章节目录 第95章:又是一年岁末

    荼蘼从景灼灼手中接过信笺看了一眼,微怔一下,良久才吐出轻轻的一句话:“原来快要到岁末了啊。”

    听见荼蘼这句话,景灼灼也微怔一下,不知不觉中,已经到了岁末,不知不觉中自己已经回来下半年了。

    景灼灼对岁末元旦并没有特别的感觉,在乡下的时候,元旦的热闹是别人的,自己做为一个寄居者有一口饱饭吃就算是过节了。

    今年是景灼灼回来景府过的第一个元旦,再加上老夫人今天也回来了,景府上下异常的热闹,早早的就把窗花和象征着喜庆的红绸挂了起来。

    朝歌苑这边有芭蕉镇守,早早的就将院子打扫干净,挂上红绸,等待着新年到来。

    看着众人一片欢天喜地的模样,景灼灼的心里又高兴了起来,脸上也挂起了淡淡的笑意。

    景灼灼脸上的笑容却在看见桌上放着的红色名帖之后,消失不见了。

    名帖是重轻墨送过来的,一样是邀请景灼灼同游上元花灯会,想到重轻墨,景灼灼可是一点都笑不出来了。

    易阳楼事件之后,重轻墨没有一点反应,这么大的动静,他这个做老板的居然一点都不知道,那是不可能的,他不动声色,只能说明他能忍,景府的两个女儿皆在他那里出事,他除了故作不知,也没有其他招数了。

    不过在景灼灼看来,重轻墨这一招不动声色就是城府极深的表现,他装作什么都不知道,景府自然也不会把这件事怪到他身上,于是这件事就这么悄无声响的过去了。

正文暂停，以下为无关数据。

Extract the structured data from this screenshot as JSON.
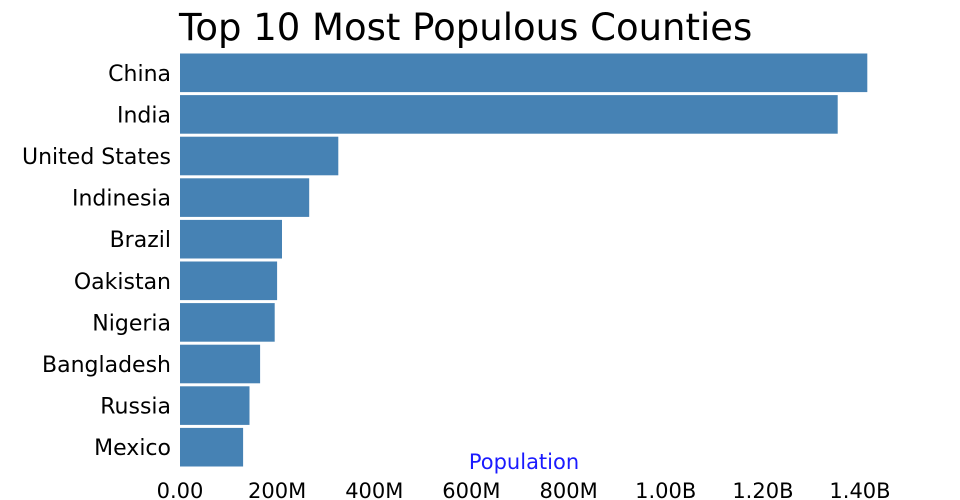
{
  "chart_data": {
    "type": "bar",
    "orientation": "horizontal",
    "title": "Top 10 Most Populous Counties",
    "xlabel": "Population",
    "ylabel": "",
    "categories": [
      "China",
      "India",
      "United States",
      "Indinesia",
      "Brazil",
      "Oakistan",
      "Nigeria",
      "Bangladesh",
      "Russia",
      "Mexico"
    ],
    "values": [
      1415000000,
      1354000000,
      326000000,
      266000000,
      210000000,
      200000000,
      195000000,
      165000000,
      143000000,
      130000000
    ],
    "xlim": [
      0,
      1400000000
    ],
    "x_ticks": [
      0,
      200000000,
      400000000,
      600000000,
      800000000,
      1000000000,
      1200000000,
      1400000000
    ],
    "x_tick_labels": [
      "0.00",
      "200M",
      "400M",
      "600M",
      "800M",
      "1.00B",
      "1.20B",
      "1.40B"
    ],
    "grid": false,
    "legend": "none",
    "colors": {
      "bar": "#4682b4",
      "axis_title": "#1a1aff",
      "text": "#000000"
    }
  }
}
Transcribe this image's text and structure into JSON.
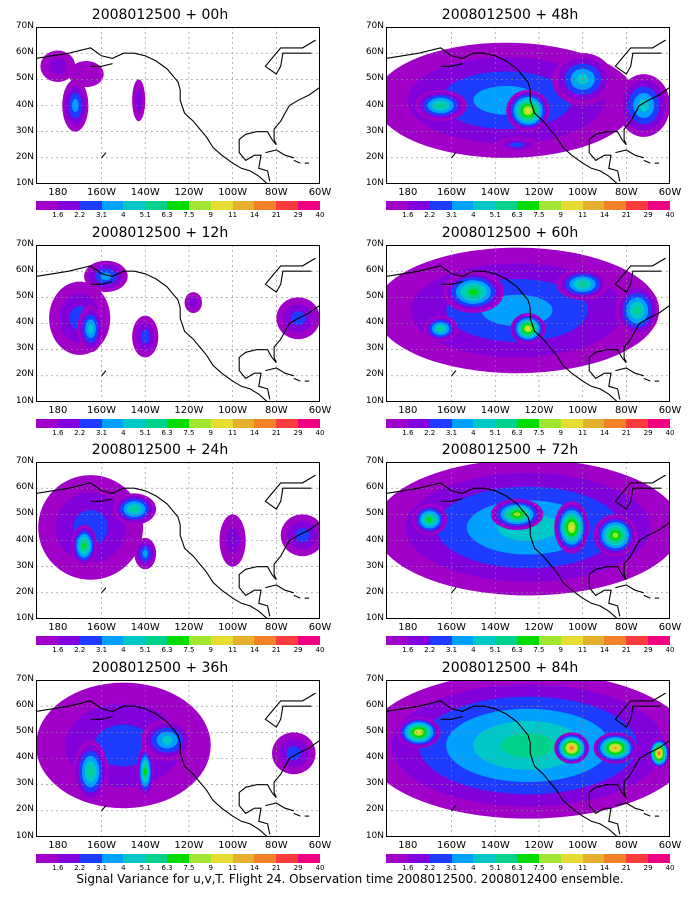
{
  "caption": "Signal Variance for u,v,T. Flight 24. Observation time 2008012500. 2008012400 ensemble.",
  "lat_labels": [
    "70N",
    "60N",
    "50N",
    "40N",
    "30N",
    "20N",
    "10N"
  ],
  "lon_labels": [
    "180",
    "160W",
    "140W",
    "120W",
    "100W",
    "80W",
    "60W"
  ],
  "colorbar": {
    "labels": [
      "1.6",
      "2.2",
      "3.1",
      "4",
      "5.1",
      "6.3",
      "7.5",
      "9",
      "11",
      "14",
      "21",
      "29",
      "40"
    ],
    "colors": [
      "#a000c8",
      "#8200dc",
      "#1e3cff",
      "#00a0ff",
      "#00c8c8",
      "#00d28c",
      "#00dc00",
      "#a0e632",
      "#e6dc32",
      "#e6af2d",
      "#f08228",
      "#fa3c3c",
      "#f00082"
    ]
  },
  "chart_data": {
    "type": "heatmap",
    "xlabel": "",
    "ylabel": "",
    "xlim": [
      -190,
      -60
    ],
    "ylim": [
      10,
      70
    ],
    "panels": [
      {
        "title": "2008012500 + 00h",
        "position": "col1-row1",
        "blobs": [
          {
            "lon": -180,
            "lat": 55,
            "rx": 8,
            "ry": 6,
            "levels": 2
          },
          {
            "lon": -172,
            "lat": 40,
            "rx": 6,
            "ry": 10,
            "levels": 4
          },
          {
            "lon": -167,
            "lat": 52,
            "rx": 8,
            "ry": 5,
            "levels": 1
          },
          {
            "lon": -143,
            "lat": 42,
            "rx": 3,
            "ry": 8,
            "levels": 2
          }
        ]
      },
      {
        "title": "2008012500 + 12h",
        "position": "col1-row2",
        "blobs": [
          {
            "lon": -170,
            "lat": 42,
            "rx": 14,
            "ry": 14,
            "levels": 3
          },
          {
            "lon": -165,
            "lat": 38,
            "rx": 6,
            "ry": 9,
            "levels": 5
          },
          {
            "lon": -158,
            "lat": 58,
            "rx": 10,
            "ry": 6,
            "levels": 4
          },
          {
            "lon": -140,
            "lat": 35,
            "rx": 6,
            "ry": 8,
            "levels": 3
          },
          {
            "lon": -118,
            "lat": 48,
            "rx": 4,
            "ry": 4,
            "levels": 2
          },
          {
            "lon": -70,
            "lat": 42,
            "rx": 10,
            "ry": 8,
            "levels": 3
          }
        ]
      },
      {
        "title": "2008012500 + 24h",
        "position": "col1-row3",
        "blobs": [
          {
            "lon": -165,
            "lat": 45,
            "rx": 24,
            "ry": 20,
            "levels": 3
          },
          {
            "lon": -168,
            "lat": 38,
            "rx": 6,
            "ry": 8,
            "levels": 7
          },
          {
            "lon": -145,
            "lat": 52,
            "rx": 10,
            "ry": 6,
            "levels": 6
          },
          {
            "lon": -140,
            "lat": 35,
            "rx": 5,
            "ry": 6,
            "levels": 4
          },
          {
            "lon": -100,
            "lat": 40,
            "rx": 6,
            "ry": 10,
            "levels": 2
          },
          {
            "lon": -68,
            "lat": 42,
            "rx": 10,
            "ry": 8,
            "levels": 3
          }
        ]
      },
      {
        "title": "2008012500 + 36h",
        "position": "col1-row4",
        "blobs": [
          {
            "lon": -150,
            "lat": 45,
            "rx": 40,
            "ry": 24,
            "levels": 3
          },
          {
            "lon": -165,
            "lat": 35,
            "rx": 8,
            "ry": 12,
            "levels": 6
          },
          {
            "lon": -140,
            "lat": 35,
            "rx": 4,
            "ry": 10,
            "levels": 7
          },
          {
            "lon": -130,
            "lat": 47,
            "rx": 12,
            "ry": 8,
            "levels": 5
          },
          {
            "lon": -72,
            "lat": 42,
            "rx": 10,
            "ry": 8,
            "levels": 3
          }
        ]
      },
      {
        "title": "2008012500 + 48h",
        "position": "col2-row1",
        "blobs": [
          {
            "lon": -135,
            "lat": 42,
            "rx": 60,
            "ry": 22,
            "levels": 4
          },
          {
            "lon": -165,
            "lat": 40,
            "rx": 12,
            "ry": 6,
            "levels": 6
          },
          {
            "lon": -125,
            "lat": 38,
            "rx": 10,
            "ry": 8,
            "levels": 9
          },
          {
            "lon": -100,
            "lat": 50,
            "rx": 14,
            "ry": 10,
            "levels": 5
          },
          {
            "lon": -72,
            "lat": 40,
            "rx": 12,
            "ry": 12,
            "levels": 5
          },
          {
            "lon": -130,
            "lat": 25,
            "rx": 10,
            "ry": 3,
            "levels": 3
          }
        ]
      },
      {
        "title": "2008012500 + 60h",
        "position": "col2-row2",
        "blobs": [
          {
            "lon": -130,
            "lat": 45,
            "rx": 65,
            "ry": 24,
            "levels": 4
          },
          {
            "lon": -125,
            "lat": 38,
            "rx": 8,
            "ry": 6,
            "levels": 9
          },
          {
            "lon": -150,
            "lat": 52,
            "rx": 14,
            "ry": 8,
            "levels": 7
          },
          {
            "lon": -100,
            "lat": 55,
            "rx": 12,
            "ry": 6,
            "levels": 6
          },
          {
            "lon": -75,
            "lat": 45,
            "rx": 10,
            "ry": 10,
            "levels": 6
          },
          {
            "lon": -165,
            "lat": 38,
            "rx": 8,
            "ry": 5,
            "levels": 6
          }
        ]
      },
      {
        "title": "2008012500 + 72h",
        "position": "col2-row3",
        "blobs": [
          {
            "lon": -125,
            "lat": 45,
            "rx": 70,
            "ry": 26,
            "levels": 5
          },
          {
            "lon": -130,
            "lat": 50,
            "rx": 12,
            "ry": 6,
            "levels": 8
          },
          {
            "lon": -105,
            "lat": 45,
            "rx": 8,
            "ry": 10,
            "levels": 9
          },
          {
            "lon": -170,
            "lat": 48,
            "rx": 8,
            "ry": 6,
            "levels": 7
          },
          {
            "lon": -85,
            "lat": 42,
            "rx": 10,
            "ry": 8,
            "levels": 8
          }
        ]
      },
      {
        "title": "2008012500 + 84h",
        "position": "col2-row4",
        "blobs": [
          {
            "lon": -125,
            "lat": 45,
            "rx": 75,
            "ry": 28,
            "levels": 6
          },
          {
            "lon": -105,
            "lat": 44,
            "rx": 8,
            "ry": 6,
            "levels": 11
          },
          {
            "lon": -175,
            "lat": 50,
            "rx": 10,
            "ry": 6,
            "levels": 9
          },
          {
            "lon": -85,
            "lat": 44,
            "rx": 10,
            "ry": 6,
            "levels": 10
          },
          {
            "lon": -65,
            "lat": 42,
            "rx": 5,
            "ry": 6,
            "levels": 11
          }
        ]
      }
    ]
  }
}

    现在景楚楚被禁足,重轻墨再次约景灼灼出门,他的计划可以照旧行事,反倒是甩开了景楚楚这个碍事的女人,对重轻墨来说,简直就是因祸得了福。

    想到这些,景灼灼的眼眸中寒光微显,整个事件中,所有的好处都是重轻墨在得,而所有的悲剧惩罚都落在了景楚楚身上。

    景楚楚也不是个傻子,不过跟重轻墨比起来,她在动心那一刻,就失了先机,于是开始一步错、步步错,可就算如此,她依旧得不得重轻墨的真心,就连景灼灼都为景楚楚感到不值,女人一旦犯起傻来,才真正是将自己逼到万劫不复的境地。

    景府的这个元旦委实有些热闹了,因着老夫人在,众人在晚餐之后,自觉的聚在了老夫人的庄贤苑之内。

    一年的最后一天,是有守岁的传统的,众人在老夫人的房间里围坐守岁,希望长辈平安吉祥长命百岁。

    景诚和景婉儿都是小辈里面年岁最小的,人一多自然也跟着闹起来,景深带着他们在院子里放天灯,景灼灼和景清儿则是在屋里陪着老夫人喝茶聊天。

    景天成看着着一屋子的和谐气氛,嘴角也是微扬着的,只是目光扫过角落,看见孤零零的惠姨娘苦着一张脸时,笑容停顿了一下。

    有欢喜就有忧愁,这个岁末元旦之日,景府上下唯一一个忧愁的人,就只有景楚楚了,因为此时她正在禁足当中。

    原本惠姨娘是想借着给老夫人守岁之际让景天成放景楚楚出来的,可老夫人却说了,不好因为她的缘故坏了规矩,守岁不一定要在她的庄贤苑守,只要有心,在哪里都一样,于是惠姨娘的话哽咽在喉没有说出口。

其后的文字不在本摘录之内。